Na Itália, a atenção ao quadro geopolítico gerou convergências antes imprevisíveis. A maioria dos historiadores concorda em indicar o ano de 1963 como um marco na abertura de um canal de diálogo e entendimento sobre algumas questões entre o mundo da esquerda e a Igreja Católica.

 Em plena campanha eleitoral, 20 de Março de 1963, Togliatti faz um discurso em Bergamo, intitulado O destino do homem. Das palavras do secretário do Partido Comunista jorra a intenção de construir uma ponte com o mundo católico que vive sob o pontificado do Papa João XXIII, um ponto decisivo de reforma. Poucos dias depois, em 11 de Abril, o Santo Padre promulgou a encíclica Pacem in Terris, dirigida a "todos os homens de boa vontade" e que, convida a um esforço comum para instaurar o valor supremo da paz. Texto esse de Papa Roncalli, também apreciado por Pietro Nenni, líder do Partido Socialista Italiano.

 Aquilo que se respira na Itália é, finalmente, um ar leve, não mais cheio de desconfiança e emulação acumulado em décadas anteriores. "Para entender esse diálogo sem fazer confusão (adverte o sociólogo Paulo Sorbi) é bom entender o contexto histórico em que estão localizados estes grandes líderes".

 "Nos anos 60 se entrelaçam uma grande esperança no futuro, materializado pelo grande crescimento económico, e as manifestações dos trabalhadores, sindicatos e alunos", diz o professor, ex-hippie e agora estandarte dos valores cristãos. "Para não cair na dinâmica da conspiração (afirma Sorbi) é preciso entender o grande optimismo predominante naqueles anos”.

 Além da confiança no futuro, é necessário considerar outro aspecto que determina a proximidade entre a Santa Sé e o mundo da esquerda. "Todo o movimento socialista daquela época, estava ciente da existência de uma síntese antropológica entre crentes e não-crentes". É neste contexto que se desenvolve "a reflexão sobre a paz e o destino do homem", que tem na figura de Don Giuseppe De Luca, “o sacerdote mais erudito do século passado" - elemento fundamental na reflexão.

 Alguns tentaram instrumentalizar essas tentativas de diálogo "entre os homens de boa vontade", a ponto de acusar João XXIII de ser um "papa socialista". Sorbi rejeita este rótulo, porque - explica - “o humanismo comum entre os dois ‘adversários’ (Roncalli e Togliatti) elimina a priori o conceito de instrumentalização”. O sociólogo traça o perfil dos dois líderes "à procura de uma amizade para abrir um mundo de convergência entre a Igreja e o movimento operário internacional, depois da impressionante ruptura de 1917".

 Convergência que acaba pendendo.

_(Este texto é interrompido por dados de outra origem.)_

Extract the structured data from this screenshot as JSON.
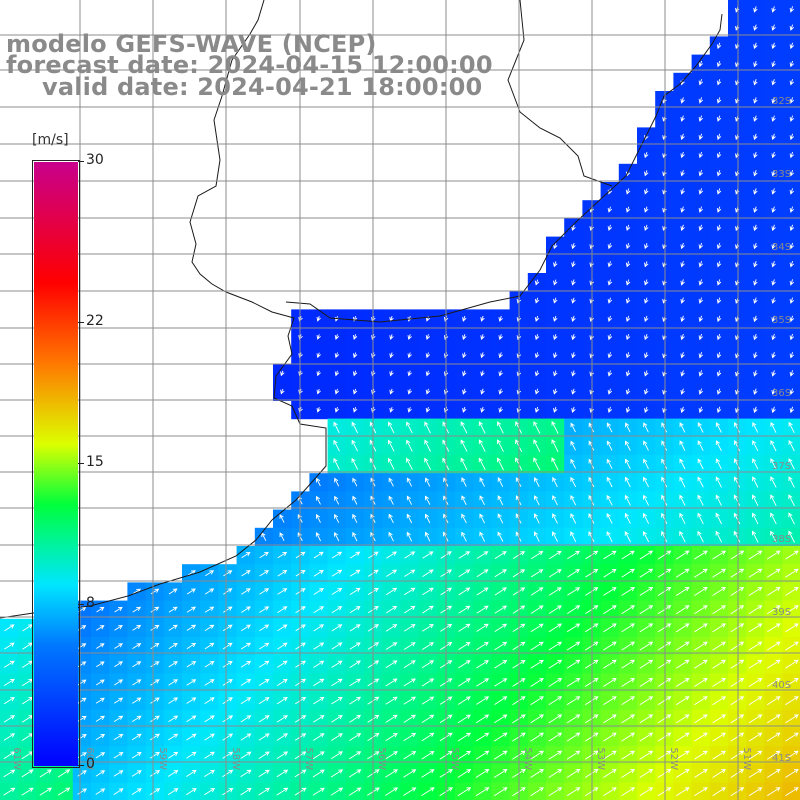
{
  "title": {
    "line1": "modelo GEFS-WAVE (NCEP)",
    "line2": "forecast date: 2024-04-15 12:00:00",
    "line3": "valid date: 2024-04-21 18:00:00"
  },
  "colorbar": {
    "unit": "[m/s]",
    "min": 0,
    "max": 30,
    "ticks": [
      "0",
      "8",
      "15",
      "22",
      "30"
    ],
    "tick_values": [
      0,
      8,
      15,
      22,
      30
    ]
  },
  "map": {
    "variable": "wind speed and direction",
    "lon_range_deg": [
      -62,
      -51
    ],
    "lat_range_deg": [
      -41.5,
      -30.5
    ],
    "lat_labels": [
      "32S",
      "33S",
      "34S",
      "35S",
      "36S",
      "37S",
      "38S",
      "39S",
      "40S",
      "41S"
    ],
    "lon_labels": [
      "61W",
      "60W",
      "59W",
      "58W",
      "57W",
      "56W",
      "55W",
      "54W",
      "53W",
      "52W",
      "51W"
    ],
    "colors": {
      "land": "#ffffff",
      "grid": "#8c8c8c",
      "coast": "#1a1a1a",
      "arrows": "#ffffff",
      "labels": "#8a8a8a"
    }
  }
}
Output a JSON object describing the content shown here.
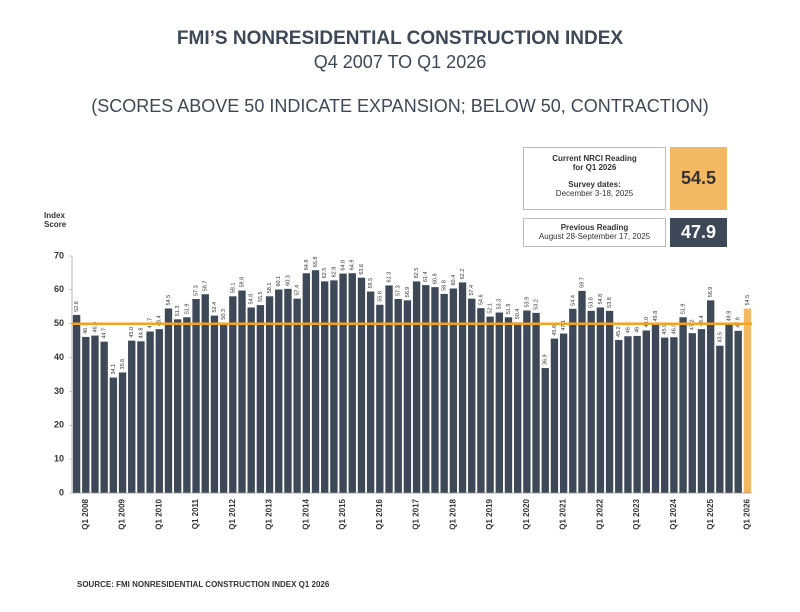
{
  "chart_data": {
    "type": "bar",
    "title": "FMI’S NONRESIDENTIAL CONSTRUCTION INDEX",
    "subtitle": "Q4 2007 TO Q1 2026",
    "note": "(SCORES ABOVE 50 INDICATE EXPANSION; BELOW 50, CONTRACTION)",
    "y_label": "Index Score",
    "source": "SOURCE: FMI NONRESIDENTIAL CONSTRUCTION INDEX Q1 2026",
    "current_reading": {
      "label": "Current NRCI Reading for Q1 2026",
      "dates_label": "Survey dates:",
      "dates": "December 3-18, 2025",
      "value": 54.5,
      "color": "#f5b862"
    },
    "previous_reading": {
      "label": "Previous Reading",
      "dates": "August 28-September 17, 2025",
      "value": 47.9,
      "color": "#3d4858"
    },
    "categories": [
      null,
      "Q1 2008",
      null,
      null,
      null,
      "Q1 2009",
      null,
      null,
      null,
      "Q1 2010",
      null,
      null,
      null,
      "Q1 2011",
      null,
      null,
      null,
      "Q1 2012",
      null,
      null,
      null,
      "Q1 2013",
      null,
      null,
      null,
      "Q1 2014",
      null,
      null,
      null,
      "Q1 2015",
      null,
      null,
      null,
      "Q1 2016",
      null,
      null,
      null,
      "Q1 2017",
      null,
      null,
      null,
      "Q1 2018",
      null,
      null,
      null,
      "Q1 2019",
      null,
      null,
      null,
      "Q1 2020",
      null,
      null,
      null,
      "Q1 2021",
      null,
      null,
      null,
      "Q1 2022",
      null,
      null,
      null,
      "Q1 2023",
      null,
      null,
      null,
      "Q1 2024",
      null,
      null,
      null,
      "Q1 2025",
      null,
      null,
      null,
      "Q1 2026"
    ],
    "values": [
      52.6,
      46.1,
      46.5,
      44.7,
      34.1,
      35.6,
      45.0,
      44.8,
      47.7,
      48.4,
      54.5,
      51.3,
      51.9,
      57.3,
      58.7,
      52.4,
      50.3,
      58.1,
      59.8,
      54.8,
      55.5,
      58.1,
      60.1,
      60.3,
      57.4,
      64.9,
      65.8,
      62.5,
      62.8,
      64.8,
      64.9,
      63.6,
      59.5,
      55.6,
      61.3,
      57.3,
      56.9,
      62.5,
      61.4,
      60.8,
      58.8,
      60.4,
      62.2,
      57.4,
      54.6,
      52.1,
      53.3,
      51.9,
      50.4,
      53.9,
      53.2,
      36.9,
      45.6,
      47.1,
      54.4,
      59.7,
      53.8,
      54.8,
      53.8,
      45.2,
      46.3,
      46.4,
      48.0,
      49.8,
      45.9,
      46.0,
      51.9,
      47.2,
      48.4,
      56.9,
      43.5,
      49.8,
      47.9,
      54.5
    ],
    "value_labels": [
      "52.6",
      "46.1",
      "46.5",
      "44.7",
      "34.1",
      "35.6",
      "45.0",
      "44.8",
      "47.7",
      "48.4",
      "54.5",
      "51.3",
      "51.9",
      "57.3",
      "58.7",
      "52.4",
      "50.3",
      "58.1",
      "59.8",
      "54.8",
      "55.5",
      "58.1",
      "60.1",
      "60.3",
      "57.4",
      "64.9",
      "65.8",
      "62.5",
      "62.8",
      "64.8",
      "64.9",
      "63.6",
      "59.5",
      "55.6",
      "61.3",
      "57.3",
      "56.9",
      "62.5",
      "61.4",
      "60.8",
      "58.8",
      "60.4",
      "62.2",
      "57.4",
      "54.6",
      "52.1",
      "53.3",
      "51.9",
      "50.4",
      "53.9",
      "53.2",
      "36.9",
      "45.6",
      "47.1",
      "54.4",
      "59.7",
      "53.8",
      "54.8",
      "53.8",
      "45.2",
      "46.3",
      "46.4",
      "48.0",
      "49.8",
      "45.9",
      "46.0",
      "51.9",
      "47.2",
      "48.4",
      "56.9",
      "43.5",
      "49.8",
      "47.9",
      "54.5"
    ],
    "color": "#3d4858",
    "last_color": "#f5b862",
    "reference_line": {
      "value": 50,
      "color": "#f5a21e"
    },
    "ylim": [
      0,
      70
    ],
    "yticks": [
      0,
      10,
      20,
      30,
      40,
      50,
      60,
      70
    ]
  }
}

A responsabilidade deve ser encontrada, de acordo com Paolo Sorbi, em ambos os lados. “Dentro da Igreja do pós- Concílio, referências como Giovanni Montini e Jacques Maritain são abandonadas, por um extremismo sem propósito”. Tomando o filósofo alemão Wilhelm Wundt, o professor Sorbi fala de uma "heterogenese dos fins" dentro da Igreja que saia do Concílio Vaticano II. Sobre o movimento comunista italiano, no entanto, o professor revela a incapacidade de "abandonar a relação histórica com a União Soviética", a casa do ateísmo de Estado.

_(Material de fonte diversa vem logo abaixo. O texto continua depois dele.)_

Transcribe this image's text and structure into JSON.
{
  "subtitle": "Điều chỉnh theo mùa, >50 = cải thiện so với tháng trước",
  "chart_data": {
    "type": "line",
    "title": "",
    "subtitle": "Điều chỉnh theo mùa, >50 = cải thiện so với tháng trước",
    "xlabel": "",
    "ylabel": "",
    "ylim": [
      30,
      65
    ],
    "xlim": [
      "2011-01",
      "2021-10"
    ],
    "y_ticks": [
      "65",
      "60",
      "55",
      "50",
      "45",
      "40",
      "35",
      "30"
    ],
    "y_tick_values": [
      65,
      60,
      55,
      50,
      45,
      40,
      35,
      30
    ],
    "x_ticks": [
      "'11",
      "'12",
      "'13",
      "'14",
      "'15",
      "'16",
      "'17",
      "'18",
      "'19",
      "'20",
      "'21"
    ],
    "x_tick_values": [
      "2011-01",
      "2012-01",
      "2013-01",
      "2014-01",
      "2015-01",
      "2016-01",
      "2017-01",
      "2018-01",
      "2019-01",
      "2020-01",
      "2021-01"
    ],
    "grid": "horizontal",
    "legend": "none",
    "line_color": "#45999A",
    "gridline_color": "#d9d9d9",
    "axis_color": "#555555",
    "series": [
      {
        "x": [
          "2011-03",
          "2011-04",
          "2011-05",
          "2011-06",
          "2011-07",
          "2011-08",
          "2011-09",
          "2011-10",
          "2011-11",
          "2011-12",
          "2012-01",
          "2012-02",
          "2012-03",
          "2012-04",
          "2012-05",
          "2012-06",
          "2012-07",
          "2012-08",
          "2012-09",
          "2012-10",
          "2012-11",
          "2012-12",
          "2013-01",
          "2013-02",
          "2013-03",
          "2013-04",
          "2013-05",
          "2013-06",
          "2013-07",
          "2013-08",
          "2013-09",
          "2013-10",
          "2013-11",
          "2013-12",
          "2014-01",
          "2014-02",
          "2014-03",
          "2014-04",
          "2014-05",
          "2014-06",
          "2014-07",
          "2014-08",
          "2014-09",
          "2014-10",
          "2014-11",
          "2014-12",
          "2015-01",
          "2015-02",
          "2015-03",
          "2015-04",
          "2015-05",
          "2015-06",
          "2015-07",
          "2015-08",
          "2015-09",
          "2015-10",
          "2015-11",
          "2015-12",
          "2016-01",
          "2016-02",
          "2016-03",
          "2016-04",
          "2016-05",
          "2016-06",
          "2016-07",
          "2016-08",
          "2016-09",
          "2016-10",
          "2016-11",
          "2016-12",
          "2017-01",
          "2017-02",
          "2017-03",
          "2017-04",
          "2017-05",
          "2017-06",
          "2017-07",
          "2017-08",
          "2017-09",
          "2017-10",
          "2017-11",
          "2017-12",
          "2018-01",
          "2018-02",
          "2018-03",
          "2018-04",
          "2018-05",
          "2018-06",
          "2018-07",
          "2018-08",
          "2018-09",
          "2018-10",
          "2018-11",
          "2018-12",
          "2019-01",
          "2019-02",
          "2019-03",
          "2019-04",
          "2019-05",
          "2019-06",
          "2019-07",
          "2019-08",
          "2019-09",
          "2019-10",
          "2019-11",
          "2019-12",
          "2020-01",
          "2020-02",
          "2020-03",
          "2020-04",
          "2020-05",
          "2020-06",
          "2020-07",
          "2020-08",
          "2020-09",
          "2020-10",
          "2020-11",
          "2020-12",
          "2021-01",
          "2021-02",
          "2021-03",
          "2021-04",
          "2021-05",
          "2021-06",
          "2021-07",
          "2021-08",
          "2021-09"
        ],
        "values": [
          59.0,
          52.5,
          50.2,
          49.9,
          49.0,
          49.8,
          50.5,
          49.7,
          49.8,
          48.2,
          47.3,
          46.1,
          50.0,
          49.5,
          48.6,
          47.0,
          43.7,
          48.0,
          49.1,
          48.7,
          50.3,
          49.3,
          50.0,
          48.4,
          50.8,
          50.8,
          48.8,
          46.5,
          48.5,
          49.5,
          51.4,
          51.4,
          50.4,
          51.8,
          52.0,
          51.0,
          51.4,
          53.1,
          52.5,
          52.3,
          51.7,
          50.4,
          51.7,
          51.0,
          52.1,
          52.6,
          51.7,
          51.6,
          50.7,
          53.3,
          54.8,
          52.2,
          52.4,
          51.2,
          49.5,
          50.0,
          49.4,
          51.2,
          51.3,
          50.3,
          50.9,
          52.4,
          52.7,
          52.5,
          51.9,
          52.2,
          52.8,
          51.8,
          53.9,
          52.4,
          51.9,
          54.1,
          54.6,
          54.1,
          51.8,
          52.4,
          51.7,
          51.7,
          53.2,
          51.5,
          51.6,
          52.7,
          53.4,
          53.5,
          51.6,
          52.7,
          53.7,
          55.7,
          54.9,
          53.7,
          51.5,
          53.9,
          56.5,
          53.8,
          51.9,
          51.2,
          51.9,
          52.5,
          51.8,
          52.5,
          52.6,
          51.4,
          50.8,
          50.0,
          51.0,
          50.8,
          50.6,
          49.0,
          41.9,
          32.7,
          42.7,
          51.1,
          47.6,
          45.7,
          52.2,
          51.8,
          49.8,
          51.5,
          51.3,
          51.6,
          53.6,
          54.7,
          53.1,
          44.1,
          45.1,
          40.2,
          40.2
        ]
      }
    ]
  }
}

É possível evocar hoje, com a Guerra Fria para trás, os fios conectados na década de 60? Para o prof. Sorbi é muito difícil. "A esquerda italiana e europeia - diz ele - é coberta pelo fenómeno que eu chamaria niilista radical." Além disso, desvinculado da verdade e de qualquer relação social, os direitos civis sedimentados pela esquerda colocam a pessoa em um triste isolamento, no individualismo, e na negligencia da dissolução. "Se quiser falar com a Igreja e com outras instituições religiosas, é preciso aceitar a natureza comum que Togliatti tinha entendido e assumir o compromisso de combater a emergência antropológica que vivemos hoje", concluiu Paolo Sorbi, o "marxista- ratzingeriano".